Re: Proposal for ISSUE-12, string literals from Alex Hall on 2011-05-13 (public-rdf-wg@w3.org from May 2011)

From: Alex Hall <alexhall@revelytix.com>
Date: Fri, 13 May 2011 14:20:57 -0400
To: Richard Cyganiak <richard@cyganiak.de>
Cc: Pat Hayes <phayes@ihmc.us>, RDF Working Group WG <public-rdf-wg@w3.org>
Message-ID: <BANLkTikgS+_g8-dPhrMqrzyOxHZOB1EZow@mail.gmail.com>

On Fri, May 13, 2011 at 1:42 PM, Richard Cyganiak <richard@cyganiak.de>wrote:

> On 13 May 2011, at 16:52, Alex Hall wrote:
> >> I think the sensible way would be:
> >> 1) every literal has *both* a datatype and a (possibly empty) language
> tag;
> >> 2) of the built-in datatypes, only xsd:string can have non-empty
> language tags;
> >> 3) plain literals and rdf:PlainLiterals don't exist;
> >> 4) "foo" in concrete syntaxes is syntactic sugar for "foo"^^xsd:string.
> >> 5) "foo"@en in concrete syntaxes is syntactic sugar for
> "foo"^^xsd:string@en.
> >>
> ...
> > The main roadblock that I can see is that a datatype maps a single
> lexical string to a value; you'd have to define a special notion of
> datatyping for xsd:string which is essentially an identity mapping of
> <lexical, lang> pairs.  Otherwise you'd have "chat"^^xsd:string@en and
> "chat"^^xsd:string@fr with the same value, which won't fly.
>
> Yes, that's right, RDF Semantics would have to be adapted to ensure that
> "foo"@en and "foo"@fr (which are now syntactic sugar for
> "foo"^^xsd:string@en and "foo"^^xsd:string@fr) are still different. But I
> think that's doable:
>
> Let's write "xxx"^^yyy for a typed literal with *empty* language tag.
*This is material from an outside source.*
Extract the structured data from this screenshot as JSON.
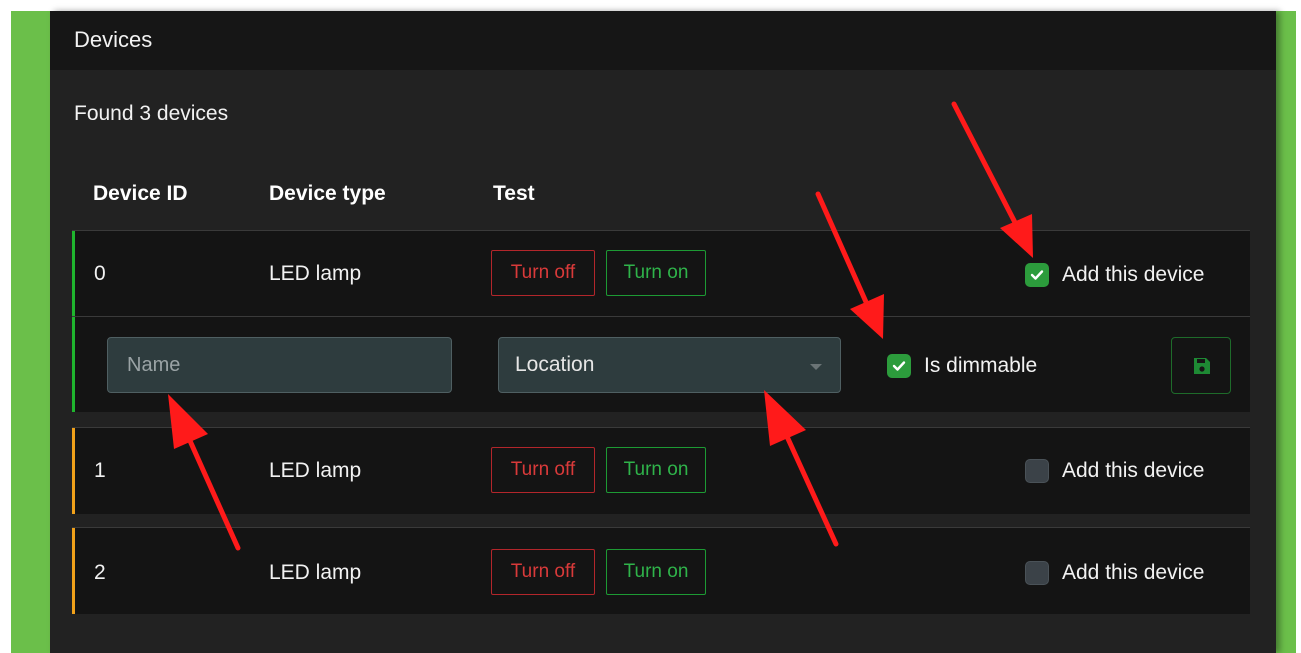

Its
> interpretation is L2V("xxx"), where L2V is the lexical-to-value mapping of
> datatype yyy.
>
> Let's write "xxx"^^yyy@zzz for a typed literal with *non-empty* language
> tag. Its interpretation is <L2V("xxx"), zzz>.
>
> How exactly to distribute that logic between Simple Entailment and
> D-Entailment requires some thought. You can't remove plain literals from RDF
> without changing a couple lines of RDF Semantics ...
>

Looks reasonable enough to me.  I would actually prefer this approach to the
one I suggested previously if it can be made to work without too many
painful contortions.  My suggestion of either datatype or lang-tag was an
attempt to change the abstract syntax in a way that would require no (or at
least minimal) changes to RDF Semantics.


>
> This entire proposal breaks backwards compatibility in two ways:
>
> 1. The following Turtle file would now contain only one triple instead of
> two:
>
>   <a> <b> "foo", "foo"^^xsd:string .
>
> This obviously has some serious knock-on effects, for example SPARQL stores
> that have already loaded this file now need to drop a triple, which changes
> the results of many queries.
>
> 2. In SPARQL, datatype("foo"@en) would now report xsd:string instead of ø.
> That seems like a good thing to me (it's explainable by saying that the
> language tag is “attached” to the “outside” of the typed literal). I believe
> this is *fairly* unlikely to cause interoperability issues with existing
> queries.
>

3. There are probably countless instances of the following logic deployed in
existing systems (I cut-and-pasted this directly from my own code):

public Literal(String lexicalValue, String language, URI datatype) {
  ...
  if (language != null && datatype != null) {
    throw new IllegalArgumentException("An RDF literal may not have both a
language and a datatype.");
  }
  ...
}

I'm willing to change my code, but I can't speak for everybody...

-Alex



>
> Best,
> Richard

Received on Friday, 13 May 2011 18:21:25 UTC